Conversely, clojure.core/+
is heavy-red with +186.96% self increase, and
+11.50% total. That happened because, in the second profile, we ran the
additions more times (15 vs. 10), but that's not it. By default, when a
diffgraph is generated, it normalizes the number of samples between two
profiles. So, if something is going away, something else will fill its space in
the normalized flamegraph. In a similar fashion, clojure.core//
(division) is
light-blue and reports only 3% self-decrease, even though we ran it twice fewer
times.
Normalizing the profiles before diffing them makes sense because the absolute number of samples might fluctuate between two separate runs even when you are running the exact same code, but the relation of samples within one run is quite consistent. However, you can also disable the normalization:
user=> (prof/generate-diffgraph 1 2 {:normalize? false})
This diffgraph now probably looks like what you expected: divisions dropped by 50%, additions grew by 50%, and the total execution time shrank. Just keep in mind that a non-normalized diff is more susceptible to sampling frequency variations and non-equal profiling durations, so be sure not to compare apples to oranges with this tool.
Like every flamegraph-rendering function in clj-async-profiler,
generate-diffraph
supports the same options, for example, :transform
(see
previous post for details).
Stack post-processing with :transform
is even more useful for diffgraphs,
since modifications to code may change the parent frames causing the non-changed
children frames to misalign. With post-processing, you can hack around that.
Lastly, the numbers 1 and 2 we pass to generate-diffgraph
are the profiler run
IDs. Each consecutive run is assigned an increasing ID, and you can now provide
that to generate-diffgraph
and generate-flamegraph
instead of the full path
to a stacks .txt file.
Clj-async-profiler has a function called serve-files
which starts an HTTP
server on the given port and lists all generated flamegraphs as clickable links.

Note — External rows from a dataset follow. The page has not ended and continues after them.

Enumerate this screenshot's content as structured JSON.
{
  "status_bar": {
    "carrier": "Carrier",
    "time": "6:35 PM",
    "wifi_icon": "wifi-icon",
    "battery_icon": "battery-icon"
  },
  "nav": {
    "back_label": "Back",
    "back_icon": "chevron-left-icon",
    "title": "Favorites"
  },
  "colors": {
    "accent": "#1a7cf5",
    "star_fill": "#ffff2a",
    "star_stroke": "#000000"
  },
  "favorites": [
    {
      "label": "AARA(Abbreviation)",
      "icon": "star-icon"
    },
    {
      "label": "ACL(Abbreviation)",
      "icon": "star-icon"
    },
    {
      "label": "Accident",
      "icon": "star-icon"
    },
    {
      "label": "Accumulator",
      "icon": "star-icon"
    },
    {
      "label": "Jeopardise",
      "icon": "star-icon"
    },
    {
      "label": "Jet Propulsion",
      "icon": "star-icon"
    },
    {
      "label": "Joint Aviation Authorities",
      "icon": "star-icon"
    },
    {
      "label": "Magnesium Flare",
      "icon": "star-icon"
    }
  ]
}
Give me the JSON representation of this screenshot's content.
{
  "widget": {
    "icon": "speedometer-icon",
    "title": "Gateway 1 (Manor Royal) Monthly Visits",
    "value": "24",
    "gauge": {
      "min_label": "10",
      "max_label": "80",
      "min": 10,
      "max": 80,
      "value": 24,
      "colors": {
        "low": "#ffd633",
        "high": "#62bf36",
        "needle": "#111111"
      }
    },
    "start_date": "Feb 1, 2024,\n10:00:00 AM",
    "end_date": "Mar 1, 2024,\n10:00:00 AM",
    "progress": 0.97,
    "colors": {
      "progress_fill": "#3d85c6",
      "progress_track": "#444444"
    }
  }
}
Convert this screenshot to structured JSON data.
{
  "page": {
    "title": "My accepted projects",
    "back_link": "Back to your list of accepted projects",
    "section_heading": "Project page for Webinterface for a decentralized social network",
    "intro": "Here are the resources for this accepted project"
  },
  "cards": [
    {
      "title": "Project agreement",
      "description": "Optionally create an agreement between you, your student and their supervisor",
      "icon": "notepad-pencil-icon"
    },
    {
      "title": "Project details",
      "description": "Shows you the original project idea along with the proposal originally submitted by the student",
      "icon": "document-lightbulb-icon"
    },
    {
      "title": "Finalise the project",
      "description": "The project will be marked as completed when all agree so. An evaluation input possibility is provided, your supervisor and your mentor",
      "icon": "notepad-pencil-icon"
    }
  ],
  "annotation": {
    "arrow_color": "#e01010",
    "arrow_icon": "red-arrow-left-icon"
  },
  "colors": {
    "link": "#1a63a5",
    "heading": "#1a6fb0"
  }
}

This function is especially useful if you profile an application running on a
remote server since you can't just open
file:///tmp/clj-async-profiler/results/
there.
In version 0.4.0, this simplistic web UI got a minor facelift. The number of
samples is now displayed next to each flamegraph (so that you can promptly see
if you've collected enough). File names include the run ID (which can be passed
to generate-*
functions) and the type of the profiled event.
A new addition is the ability to start and stop the profiler right from the UI. Of course, you can't provide most configuration options here, only the event type; so you'll have to resort to the REPL for finer tuning. Yet, in some cases, especially on a remote machine, it might be convenient to quickly generate a profile and immediately view it without leaving the browser.
For those who are worried about pulling surplus dependencies (and rightfully so) — the web UI in clj-async-profiler uses only core Java classes and renders HTML by mashing strings together, so you won't get any redundant JARs with this.
Because clj-async-profiler shamelessly piggybacks on async-profiler, we get effortless access to all the improvements in the parent library. Things that may possibly be implemented in the future include support for continuous profiling, distinct rendering of inlined frames, new profilable events, and so on. You can be sure you'll be the first to know when these and other features arrive, and until then, stay fast!